The two statues at the Roald Dahl Museum in Great Missenden, Buckinghamshire were created as part of a “reimagining” of Dahl’s 1986 book.
Trump was chosen by the public as the young heroine’s modern-day nemesis, the Roald Dahl Story Company said. In the book, Matilda stood up to her tyrannical teacher Miss Trunchbull, famously played by Darling Buds of May star Pam Ferris in the 1996 film adaptation.
The new temporary statues, unveiled today, can be found in the opposite the library in Great Missenden where Dahl lived for many years. The town’s library inspired Mrs Phelps’ library in the book, where young Matilda learned to read at an early age after being neglected by her parents, Mr and Mrs Wormwood.
Bernie Hall, from The Roald Dahl Story Company, told the BBC: “Matilda demonstrates that it’s possible for anyone, no matter how small and powerless they feel, to defeat the Trunchbulls in their own lives – a message that feels even more relevant today than it did 30 years ago.”
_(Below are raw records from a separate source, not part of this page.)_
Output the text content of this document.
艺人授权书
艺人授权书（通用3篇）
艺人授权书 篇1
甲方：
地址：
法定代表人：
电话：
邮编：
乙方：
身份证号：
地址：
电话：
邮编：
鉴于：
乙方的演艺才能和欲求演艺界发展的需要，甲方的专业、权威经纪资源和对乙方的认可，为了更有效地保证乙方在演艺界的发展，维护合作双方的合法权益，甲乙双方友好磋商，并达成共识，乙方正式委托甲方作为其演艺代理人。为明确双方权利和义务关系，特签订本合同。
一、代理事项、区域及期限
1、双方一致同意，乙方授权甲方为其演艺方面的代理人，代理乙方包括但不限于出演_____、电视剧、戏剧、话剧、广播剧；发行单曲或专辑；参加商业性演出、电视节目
Prime Minister Theresa May came second and TV presenter Piers Morgan came third in the poll that asked public to name people who they imagined Matilda would stand up to in 2018.
The poll also revealed that the public believes that Matilda, who develops telekinetic powers in the book, would still be best friends with Lavender, and that Bertie Bogtrotter – who is force fed a huge chocolate cake in the story – would be a contestant on The Great British Bake Off.
Actor and filmmaker Danny DeVito, who directed the 1996 adaptation of Matilda, is also an outspoken critic of President Trump, once calling the politician “a clown”.
Dahl, who also wrote Charlie and the Chocolate Factory, The BFG, and Witches, died in 1990 aged 74.